A walk in the woods, climbing a tree or patiently watching a fish rise to a dry fly will not solve everything, but it could go a long way to bring things into a more positive, hopeful perspective. Richard Louv’s “Vitamin N” (the health benefits of time spent in nature) should find its place in the list of Essential Vitamins!
The American Academy of Pediatrics (AAP) is an organization of 57,000 pediatricians in the United States and Canada dedicated to advancing the health and well being of children, adolescents and young adults through advocacy, education, research, service and policy.
The AAP is perhaps the strongest political voice for children (who don’t vote and contribute to campaigns and are often left out of political conversations) in this country. I have been proud to serve on the AAP Board of Directors for the last six years representing District VIII (14 western states including Alaska, Hawaii, the Military Pediatricians west of the Mississippi and 2 Canadian Provinces). We believe in the inherent worth of all children — they are our most enduring and vulnerable legacy.
The changing threats to children’s health
The morbidities threatening children and challenging pediatricians in the past were primarily infectious diseases and infant mortality. Vaccines, antibiotics and advances in prenatal and neonatal care have markedly reduced these. Today’s morbidities are much more complicated, but equally threatening to our children and grandchildren. These will take more than a parent, a pediatrician, a teacher and a “village” to solve. These new challenges are secondary to changing emotional, social, economic and demographic factors.
Children in poverty are especially vulnerable. It will take a country that values children and prepares them to become healthy and happy adults ready to contribute to society. A return to nature will contribute to solutions for all these morbidities.
Recent science has shown the negative impact of early brain exposure to stress with life-long academic and health effects. An excellent ongoing study funded by the Centers for Disease Control and Prevention and Kaiser Permanente is titled ACE (Adverse Childhood Experiences). Even the structure of the adult brain is altered by these adverse childhood experiences.
Help from the AAP
The Strategic Plan of the AAP has many priorities that can be positively influenced by re-connecting with nature and preventing the “Last Child in the Woods” from ever happening. Specifically, Mental Health, Obesity, Early Brain and Child Development, and Children with Special Health Care Needs including those in Foster Care.
The AAP produces policy statements to help guide the pediatrician’s ability to give the best evidence based care to children and parents and to help guide advocacy on the local, state and national levels. A statement published in Pediatrics (the official journal of the AAP) is titled “The Lifelong Effects of Early Childhood Adversity and Toxic Stress.” It clarifies why Early Brain and Child Development is a priority of the AAP.
Another policy statement is “Prevention of Overweight and Obesity” that recommends that pediatricians “routinely promote physical activity, including unstructured play at home, in schools, in child care facilities and throughout the community.” In addition this statement advises limiting screen time (TV, video and non-academic computer time) to less than 2 hours a day. The Academy has joined Michelle Obama’s “Let’s Move” campaign. Many pediatricians have begun to give parents a prescription for nutrition and activity (RX for Healthy Living, Rx to Thrive, etc.).
In my community, Bend Oregon, we have partnered with our Parks and Recreation Department and the other 12 partners in our Deschutes Children’s Forest Grant to make this Rx to Thrive more than just a piece of paper.
Mental Health is another AAP priority. Currently, 14 million children and adolescents have some mental health disorder. Suicide has become a leading cause of mortality in adolescents and young adults. Very often we lose the best and brightest because no one bothered to give them hope. An adult who listens and cares can change the course of that life.
The AAP also offers a public/parent web site with many links to the many ages and stages of child development and the challenges and questions that come from the best and hardest job in the world — being a parent!

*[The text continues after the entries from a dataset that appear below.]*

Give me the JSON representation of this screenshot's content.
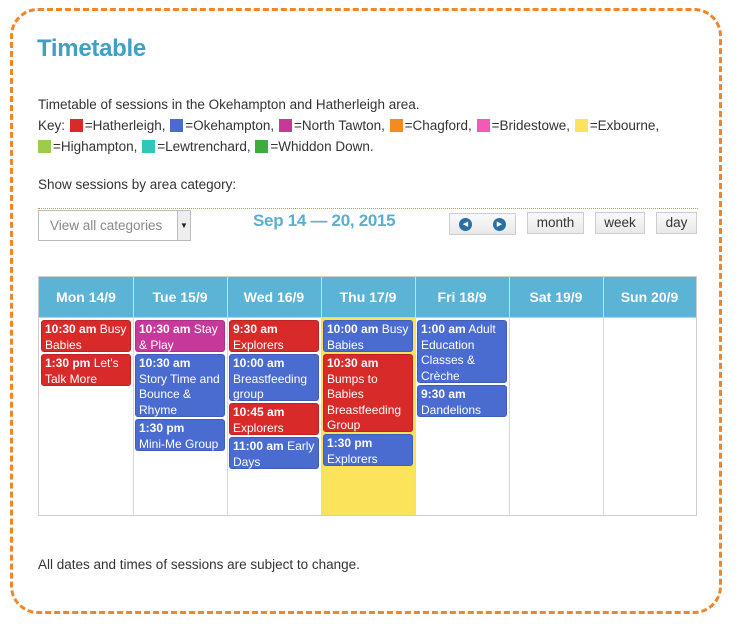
{
  "title": "Timetable",
  "intro": "Timetable of sessions in the Okehampton and Hatherleigh area.",
  "key": {
    "label": "Key:",
    "items": [
      {
        "name": "=Hatherleigh,",
        "color": "#d92a2a"
      },
      {
        "name": "=Okehampton,",
        "color": "#4a6bd0"
      },
      {
        "name": "=North Tawton,",
        "color": "#c63899"
      },
      {
        "name": "=Chagford,",
        "color": "#f58a1f"
      },
      {
        "name": "=Bridestowe,",
        "color": "#f45ab4"
      },
      {
        "name": "=Exbourne,",
        "color": "#fce35c"
      },
      {
        "name": "=Highampton,",
        "color": "#9bcc4a"
      },
      {
        "name": "=Lewtrenchard,",
        "color": "#2fc7b5"
      },
      {
        "name": "=Whiddon Down.",
        "color": "#3cac3c"
      }
    ]
  },
  "filter": {
    "label": "Show sessions by area category:",
    "selected": "View all categories"
  },
  "toolbar": {
    "range": "Sep 14 — 20, 2015",
    "month": "month",
    "week": "week",
    "day": "day"
  },
  "days": [
    "Mon 14/9",
    "Tue 15/9",
    "Wed 16/9",
    "Thu 17/9",
    "Fri 18/9",
    "Sat 19/9",
    "Sun 20/9"
  ],
  "events": {
    "mon": [
      {
        "time": "10:30 am",
        "title": "Busy Babies",
        "area": "Hatherleigh"
      },
      {
        "time": "1:30 pm",
        "title": "Let's Talk More",
        "area": "Hatherleigh"
      }
    ],
    "tue": [
      {
        "time": "10:30 am",
        "title": "Stay & Play",
        "area": "North Tawton"
      },
      {
        "time": "10:30 am",
        "title": "Story Time and Bounce & Rhyme",
        "area": "Okehampton"
      },
      {
        "time": "1:30 pm",
        "title": "Mini-Me Group",
        "area": "Okehampton"
      }
    ],
    "wed": [
      {
        "time": "9:30 am",
        "title": "Explorers",
        "area": "Hatherleigh"
      },
      {
        "time": "10:00 am",
        "title": "Breastfeeding group",
        "area": "Okehampton"
      },
      {
        "time": "10:45 am",
        "title": "Explorers",
        "area": "Hatherleigh"
      },
      {
        "time": "11:00 am",
        "title": "Early Days",
        "area": "Okehampton"
      }
    ],
    "thu": [
      {
        "time": "10:00 am",
        "title": "Busy Babies",
        "area": "Okehampton"
      },
      {
        "time": "10:30 am",
        "title": "Bumps to Babies Breastfeeding Group",
        "area": "Hatherleigh"
      },
      {
        "time": "1:30 pm",
        "title": "Explorers",
        "area": "Okehampton"
      }
    ],
    "fri": [
      {
        "time": "1:00 am",
        "title": "Adult Education Classes & Crèche",
        "area": "Okehampton"
      },
      {
        "time": "9:30 am",
        "title": "Dandelions",
        "area": "Okehampton"
      }
    ]
  },
  "footer": "All dates and times of sessions are subject to change."
}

Nature can help even the playing field. Health disparities like race, gender, poverty, disability and family structure have less stressful impact on a child’s life if there are safe and accessible places for children to play and use their wonderful imaginations.
Two more AAP policy statements that relate to the importance of nature are “The Built Environment: Designing Communities to Promote Physical Activity in Children” and “Creating Healthy Camp Experiences” discuss the importance of safe, unstructured play.
These experiences have been proven to have lasting effects on psychosocial development including self-esteem, independence, leadership, values, and willingness to try new things. If we stress a connection to the natural environment, as “Last Child in the Woods” and “The Nature Principle” emphasize, we can lessen the lifelong effects of a stressful childhood including depression, obesity, behavior problems, drug use and risk-taking behavior.
Mary Brown, MD., of Bend, Oregon, is a past member of the board of directors, American Academy of Pediatrics.